Beyond technical discussions about “contact tracing” versus “geolocalisation”, the aim here must be to critically evaluate the tightrope walk that will be taken when using user related data in the event of an epidemic (and beyond). As an alternative and add-on view, we should address small-scale technologies and practices as we can observe them in Makerspaces, Creative Labs and Open Workshops. They are community-based, work on the basis of “trial and error”, and thus are experimental social labs.
The state-imposed state of emergency is currently leading to a tentative space of experience, which is being further strengthened in Europe by new types of civil society involvements. Such spaces of experiences can be described with what we observe in Makerspaces, Creative Labs and Living Labs, where new instruments of coping with basic needs of society, food, belonging, clothing, learning and mobility are tested out in tentative ways.

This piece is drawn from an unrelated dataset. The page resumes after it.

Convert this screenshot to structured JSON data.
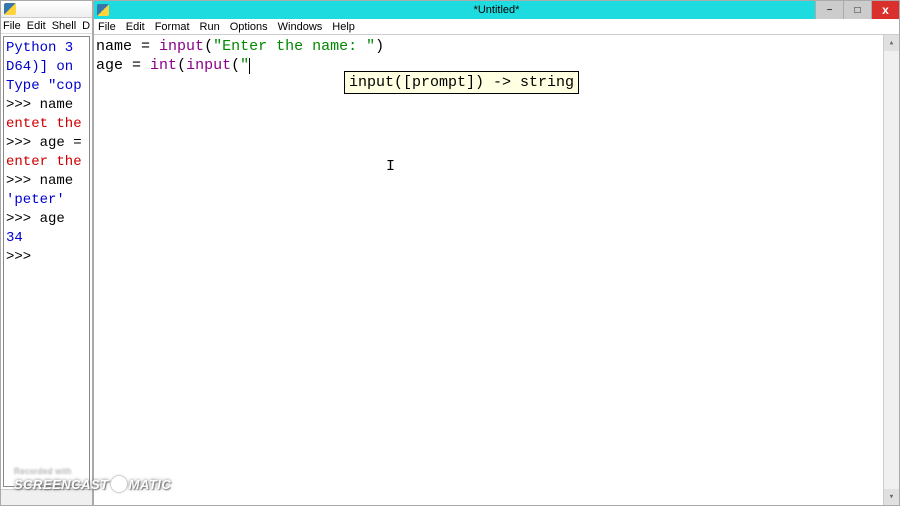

The aim will be to combine social and digital prototypes with their application and acceptance in real urban contexts by means of appropriate feedback, iteration, and small-scale acceptance; neighbourhoods city districts are an ideal testing ground for this. The emerging forms of e-learning and the home office are currently changing our understanding of “New Work” and the willingness to travel for it, while new forms of everyday solidarity are expanding our understanding of neighbourhood help and care.
Lange, Bastian (2019): Spaces of Hope (English for “Labs: Orte der Hoffnung?), In: CCB Magazin Berlin, February 2019
Lange, Bastian (2019): Collaborative Spaces of Transformation. In: Actors of Urban Change (Eds.) (2019): Reimagining Spaces, p. 50-53.